The body was slumped over, a bowl-shaped structure visible beneath it that might have been a chair. The creature’s torso was made up of a series of disks, shining like opals in the torchlight. At the end of the torso was a cup-shaped brace supporting three pairs of legs. The first pair was long, the second and third pairs much shorter, and looked as though they wouldn’t have reached the ground if the creature had been standing.

Toroca staggered back on his tail. What manner of creature was this? It was unlike a Quintaglio, or anything else he was familiar with. Even the bizarre lifeforms of the south pole had shared a fundamental body plan that he recognized, but this, this was like nothing he’d ever seen before, nothing he’d even imagined before.

And then it hit him, and his jaw dropped.

This ship, this giant blue vessel, must have traveled very far indeed.

*41*

A Quintaglio’s Diary

Two down, four to go.

Perhaps I should have done Toroca when I last saw him. It will be a long time before he returns to the Capital, I’m sure. Still, the fact that he is away so much of the time makes his existence tolerable … to a degree. Absence makes the heart grow calmer.
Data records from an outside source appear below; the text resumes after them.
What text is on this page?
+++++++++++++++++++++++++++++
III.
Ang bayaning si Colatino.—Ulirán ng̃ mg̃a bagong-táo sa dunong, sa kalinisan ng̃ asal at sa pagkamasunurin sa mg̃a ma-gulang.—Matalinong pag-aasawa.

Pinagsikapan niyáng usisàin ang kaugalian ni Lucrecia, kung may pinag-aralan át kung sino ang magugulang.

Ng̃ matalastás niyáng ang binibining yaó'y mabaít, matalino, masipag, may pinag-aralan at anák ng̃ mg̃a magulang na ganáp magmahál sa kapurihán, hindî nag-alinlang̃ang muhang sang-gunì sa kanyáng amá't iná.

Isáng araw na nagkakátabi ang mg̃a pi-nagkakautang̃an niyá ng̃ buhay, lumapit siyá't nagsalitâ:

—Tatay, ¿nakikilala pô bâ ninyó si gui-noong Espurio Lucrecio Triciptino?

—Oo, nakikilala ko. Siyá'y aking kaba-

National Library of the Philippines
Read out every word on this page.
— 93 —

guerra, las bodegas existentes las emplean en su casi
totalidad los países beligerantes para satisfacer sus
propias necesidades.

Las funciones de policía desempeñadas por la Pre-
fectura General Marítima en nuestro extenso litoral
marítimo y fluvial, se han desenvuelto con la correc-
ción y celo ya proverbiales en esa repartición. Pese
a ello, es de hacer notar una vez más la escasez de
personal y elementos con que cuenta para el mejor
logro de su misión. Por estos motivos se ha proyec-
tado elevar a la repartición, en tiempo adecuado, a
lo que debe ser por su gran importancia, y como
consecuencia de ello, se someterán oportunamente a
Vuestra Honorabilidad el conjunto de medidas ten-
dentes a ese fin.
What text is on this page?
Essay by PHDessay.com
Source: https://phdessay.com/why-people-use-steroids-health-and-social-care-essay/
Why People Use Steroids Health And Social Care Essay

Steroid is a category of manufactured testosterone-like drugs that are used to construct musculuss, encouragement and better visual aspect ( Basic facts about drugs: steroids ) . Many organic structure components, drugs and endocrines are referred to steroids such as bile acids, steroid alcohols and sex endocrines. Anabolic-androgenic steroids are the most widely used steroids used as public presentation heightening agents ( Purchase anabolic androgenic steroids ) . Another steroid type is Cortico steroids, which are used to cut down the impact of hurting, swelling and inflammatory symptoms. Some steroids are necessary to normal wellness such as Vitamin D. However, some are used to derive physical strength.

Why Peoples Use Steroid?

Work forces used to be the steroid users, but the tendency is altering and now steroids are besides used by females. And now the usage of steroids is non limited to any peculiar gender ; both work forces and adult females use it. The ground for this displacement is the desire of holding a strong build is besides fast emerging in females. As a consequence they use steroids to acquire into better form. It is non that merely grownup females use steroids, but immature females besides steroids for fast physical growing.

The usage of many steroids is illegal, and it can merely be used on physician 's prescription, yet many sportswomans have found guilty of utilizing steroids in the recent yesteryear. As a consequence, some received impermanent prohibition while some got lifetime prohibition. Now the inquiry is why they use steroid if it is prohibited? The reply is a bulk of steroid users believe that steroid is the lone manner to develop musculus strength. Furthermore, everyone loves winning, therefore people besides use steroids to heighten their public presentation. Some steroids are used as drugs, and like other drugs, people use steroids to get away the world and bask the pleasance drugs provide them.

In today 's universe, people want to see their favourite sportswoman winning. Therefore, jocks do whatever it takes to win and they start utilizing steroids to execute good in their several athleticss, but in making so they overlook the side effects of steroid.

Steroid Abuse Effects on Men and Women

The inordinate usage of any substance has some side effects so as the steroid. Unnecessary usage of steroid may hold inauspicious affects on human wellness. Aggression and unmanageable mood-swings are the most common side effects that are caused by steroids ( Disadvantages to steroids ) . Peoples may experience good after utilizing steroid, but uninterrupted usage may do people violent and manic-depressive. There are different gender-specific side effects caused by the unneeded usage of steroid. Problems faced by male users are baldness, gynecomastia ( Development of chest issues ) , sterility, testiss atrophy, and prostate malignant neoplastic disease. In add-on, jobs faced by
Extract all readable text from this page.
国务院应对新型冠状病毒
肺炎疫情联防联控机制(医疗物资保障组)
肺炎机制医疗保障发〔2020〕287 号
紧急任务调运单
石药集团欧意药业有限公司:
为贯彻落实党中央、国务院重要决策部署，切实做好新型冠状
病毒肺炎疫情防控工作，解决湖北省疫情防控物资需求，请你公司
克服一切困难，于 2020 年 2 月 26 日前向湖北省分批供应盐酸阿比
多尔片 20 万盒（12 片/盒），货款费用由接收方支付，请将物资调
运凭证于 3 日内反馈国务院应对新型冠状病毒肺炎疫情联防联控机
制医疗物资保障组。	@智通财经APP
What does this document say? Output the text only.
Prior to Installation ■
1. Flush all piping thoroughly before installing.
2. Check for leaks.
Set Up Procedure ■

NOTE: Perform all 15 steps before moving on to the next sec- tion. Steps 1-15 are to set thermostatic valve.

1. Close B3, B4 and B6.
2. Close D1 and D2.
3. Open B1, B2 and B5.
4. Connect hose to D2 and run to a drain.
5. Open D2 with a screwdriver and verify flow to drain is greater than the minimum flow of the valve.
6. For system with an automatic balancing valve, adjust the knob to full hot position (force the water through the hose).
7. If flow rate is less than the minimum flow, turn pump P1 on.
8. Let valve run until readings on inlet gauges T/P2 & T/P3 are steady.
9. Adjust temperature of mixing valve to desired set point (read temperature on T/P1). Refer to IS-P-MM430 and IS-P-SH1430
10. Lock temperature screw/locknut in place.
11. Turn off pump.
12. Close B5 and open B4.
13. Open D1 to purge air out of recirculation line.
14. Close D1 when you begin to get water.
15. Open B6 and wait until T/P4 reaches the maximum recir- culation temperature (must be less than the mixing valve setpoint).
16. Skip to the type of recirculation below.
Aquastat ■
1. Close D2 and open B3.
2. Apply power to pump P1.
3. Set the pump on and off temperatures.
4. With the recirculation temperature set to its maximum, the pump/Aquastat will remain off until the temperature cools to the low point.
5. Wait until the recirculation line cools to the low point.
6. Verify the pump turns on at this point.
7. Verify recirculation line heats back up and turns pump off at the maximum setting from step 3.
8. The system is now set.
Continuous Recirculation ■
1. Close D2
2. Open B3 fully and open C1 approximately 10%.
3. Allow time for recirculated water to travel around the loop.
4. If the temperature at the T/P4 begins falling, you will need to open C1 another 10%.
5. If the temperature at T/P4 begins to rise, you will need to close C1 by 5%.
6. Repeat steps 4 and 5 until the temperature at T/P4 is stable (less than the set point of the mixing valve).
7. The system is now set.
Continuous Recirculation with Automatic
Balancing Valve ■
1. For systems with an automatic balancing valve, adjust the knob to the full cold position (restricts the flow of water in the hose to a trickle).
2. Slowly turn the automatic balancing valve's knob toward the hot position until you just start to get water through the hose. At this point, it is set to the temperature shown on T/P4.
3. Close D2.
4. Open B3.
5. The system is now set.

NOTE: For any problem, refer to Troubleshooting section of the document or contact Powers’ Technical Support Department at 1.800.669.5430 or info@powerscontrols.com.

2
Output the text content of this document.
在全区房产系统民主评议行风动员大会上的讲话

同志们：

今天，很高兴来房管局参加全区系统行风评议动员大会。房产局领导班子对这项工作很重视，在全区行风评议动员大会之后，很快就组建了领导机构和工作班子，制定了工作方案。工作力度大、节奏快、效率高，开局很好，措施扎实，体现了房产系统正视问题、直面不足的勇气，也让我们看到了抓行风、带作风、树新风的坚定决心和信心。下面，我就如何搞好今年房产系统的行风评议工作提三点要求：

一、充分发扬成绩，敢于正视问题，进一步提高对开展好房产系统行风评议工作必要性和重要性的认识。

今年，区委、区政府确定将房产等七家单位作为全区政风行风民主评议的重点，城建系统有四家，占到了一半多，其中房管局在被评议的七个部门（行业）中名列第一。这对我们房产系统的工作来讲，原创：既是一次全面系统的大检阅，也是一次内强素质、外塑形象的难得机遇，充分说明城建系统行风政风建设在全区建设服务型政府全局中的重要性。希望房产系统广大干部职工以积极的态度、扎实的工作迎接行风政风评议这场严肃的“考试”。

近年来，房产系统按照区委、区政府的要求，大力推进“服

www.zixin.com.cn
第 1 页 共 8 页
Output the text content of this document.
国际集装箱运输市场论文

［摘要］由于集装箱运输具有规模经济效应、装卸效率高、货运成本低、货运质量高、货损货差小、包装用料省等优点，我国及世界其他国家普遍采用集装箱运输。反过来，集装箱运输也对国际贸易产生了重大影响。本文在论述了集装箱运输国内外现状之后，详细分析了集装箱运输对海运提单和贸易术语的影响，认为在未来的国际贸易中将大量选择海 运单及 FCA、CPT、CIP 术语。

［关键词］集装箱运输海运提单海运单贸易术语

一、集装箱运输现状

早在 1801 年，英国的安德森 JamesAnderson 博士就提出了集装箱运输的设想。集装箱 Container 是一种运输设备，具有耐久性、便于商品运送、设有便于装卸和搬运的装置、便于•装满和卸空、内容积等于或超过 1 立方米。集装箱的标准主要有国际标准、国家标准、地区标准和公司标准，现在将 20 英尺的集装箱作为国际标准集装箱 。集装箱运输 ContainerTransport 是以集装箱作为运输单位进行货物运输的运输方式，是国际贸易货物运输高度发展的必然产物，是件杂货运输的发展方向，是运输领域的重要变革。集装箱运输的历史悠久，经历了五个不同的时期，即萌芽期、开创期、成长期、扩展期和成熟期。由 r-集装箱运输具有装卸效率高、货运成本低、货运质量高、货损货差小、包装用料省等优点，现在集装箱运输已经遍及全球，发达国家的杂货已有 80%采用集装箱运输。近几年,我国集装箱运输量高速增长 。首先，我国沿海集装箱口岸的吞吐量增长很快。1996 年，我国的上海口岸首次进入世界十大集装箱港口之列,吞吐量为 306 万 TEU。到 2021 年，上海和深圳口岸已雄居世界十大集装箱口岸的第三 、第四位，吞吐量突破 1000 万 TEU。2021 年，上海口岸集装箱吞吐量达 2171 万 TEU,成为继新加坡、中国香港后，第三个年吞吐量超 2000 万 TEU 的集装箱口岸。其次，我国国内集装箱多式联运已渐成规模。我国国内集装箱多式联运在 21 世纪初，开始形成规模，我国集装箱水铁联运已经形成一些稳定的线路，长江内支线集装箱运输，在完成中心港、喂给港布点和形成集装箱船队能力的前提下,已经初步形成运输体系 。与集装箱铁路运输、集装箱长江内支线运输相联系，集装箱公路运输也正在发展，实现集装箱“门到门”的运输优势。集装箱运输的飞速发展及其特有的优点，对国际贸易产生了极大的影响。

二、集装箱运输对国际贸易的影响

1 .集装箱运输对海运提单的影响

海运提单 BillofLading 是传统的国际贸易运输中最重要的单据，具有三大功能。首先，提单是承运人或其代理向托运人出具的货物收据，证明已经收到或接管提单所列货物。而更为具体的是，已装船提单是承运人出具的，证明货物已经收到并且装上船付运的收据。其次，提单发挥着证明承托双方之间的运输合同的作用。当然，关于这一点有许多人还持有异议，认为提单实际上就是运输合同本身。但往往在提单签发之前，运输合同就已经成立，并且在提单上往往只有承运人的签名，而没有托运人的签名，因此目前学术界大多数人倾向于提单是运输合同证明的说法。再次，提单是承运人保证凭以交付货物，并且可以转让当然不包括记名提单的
That mass dagamant was a release for me, and for many others, I’m sure. Perhaps I’ll wait awhile until I do number three.

Or perhaps not.

Capital City

After the collective dagamant, Cadool searched and searched for Afsan. At last he found him, disoriented, unsure of where he was, slumped in an alley beside a building, exhausted, bruised, bloodied, but not severely injured.

They retired to Rockscape for three days, recovering, and waiting for Gathgol, now the busiest of all workers in the province, to collect all the bodies that littered the streets.

But, at last, Afsan and Cadool came back into the city to deal with the task at hand.

"Let’s rest here," said Cadool. They’d been walking all afternoon, going from one side of the Capital to the other, the streets still a mess, blood splatters on the paving stones and adobe walls, broken tree branches and discarded sashes skittering along the avenues, propelled by the wind.